Network Embedding for Economic Issues¶
Project title: Consideration of Contextual Factors and Structural Conditions in a Dynamic Framework (KONECO)
Project partner: Chair of Empirical Economics, University of Bayreuth
Funding agency: German Federal Ministry of Education and Research (BMBF)
Funding period: 2022-2024
Project description:
The goal of the KONECO project is to use machine learning algorithms from graph theory, more precisely node and graph embedding, to account for the complexity of trade markets and to adapt the methods in such a way that three questions from economic research on trade markets can be answered better than before. The determinants of membership in free trade agreements, network properties of trade flows, and the specifics of European energy markets are to be investigated and explained in unprecedented depth. The influences of contextual factors will be taken into account and a dynamic view will be taken, which has not been possible so far in the analysis of economic networks.
The project builds on a close interdisciplinary cooperation between a scientist from the field of economics and a scientist from the field of computer science. The communication between disciplines and their respective models of thinking will be observed as part of this research in order to consolidate the interdisciplinary knowledge creation process and create a sensitivity for the challenges of interdisciplinary collaboration on data analysis.
Fluid Ontologies of Contestation¶
Project title: Social media, anti‐government protest and transnational decolonization movements in Burkina Faso
Project partners: Institut des Sciences des Sociétés & Université Joseph Ki‐Zerbo, Ouagadougou, Burkina Faso; Junior Research Group "Politics of the Unknown. Conspiracism and Conflict", University of Bayreuth
Funding agency: Cluster of Excellence EXC 2052 Africa Multiple
Funding period: 2023-2025
Project description:
This research project studies how contemporary political contestation is co‐constituted by online and offline processes of mobilization. It focuses on two key cases in Burkina Faso: the 2014 revolutionary uprisings against then‐President Blaise Compaoré and the ongoing calls for decolonization, notably from France, in the context of the Sahel crisis. The interdisciplinary project combines social science and computer science methodologies to study the role of social media networks in collective movements that challenge established power relations on the national and transnational level.

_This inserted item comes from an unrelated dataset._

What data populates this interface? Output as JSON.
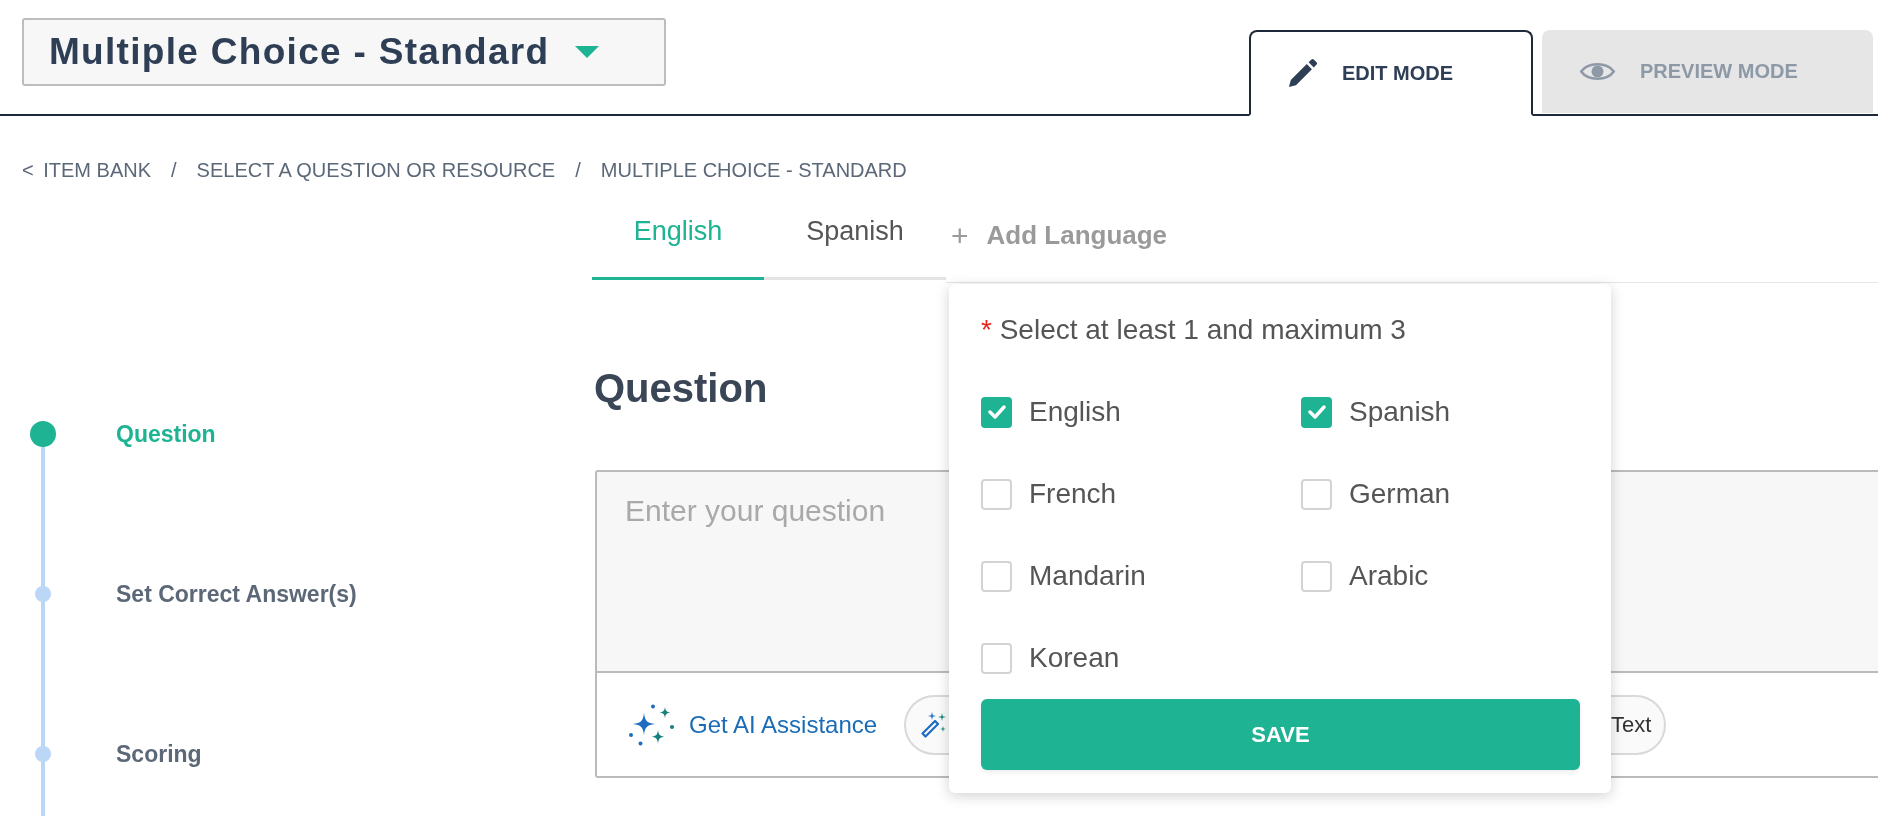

The project’s relevance lies in exploring contemporary fluid topographies of contestation across virtual and physical spaces. As various analysts have shown, contemporary social and political movements intertwine online and offline mobilization techniques to the point where each is co‐constituted by the other (Castells 2015; Sebeelo 2021). The boundaries of social and political movements are thus no longer geographical and its participants and antagonists are spread across the globe. Analyzing them thus demands a radically relational perspective that links different medialities, sites, political struggles, inequalities and frustrations, and ideologies in the making. Methodologically, it requires social science and data science to work together with the aim of analyzing the linkages between micro and macro levels, as well as the social and technological dimensions, of the same phenomenon.
The project contributes to the Africa Multiple Cluster by harnessing relationality, interdisciplinarity, and cross‐continental partnerships as cornerstones of our theoretical, methodological, and structural research agendas. Developed in close collaboration between the ACC Ouagadougou and the Cluster in Bayreuth, our goal is to theorize contestation from within the specific context of Burkina Faso while at the same time highlighting the fluid and porous boundaries of that context. Finally, we seek to explore the potential of the Cluster’s concept of "fluid ontologies" beyond the realm of IT.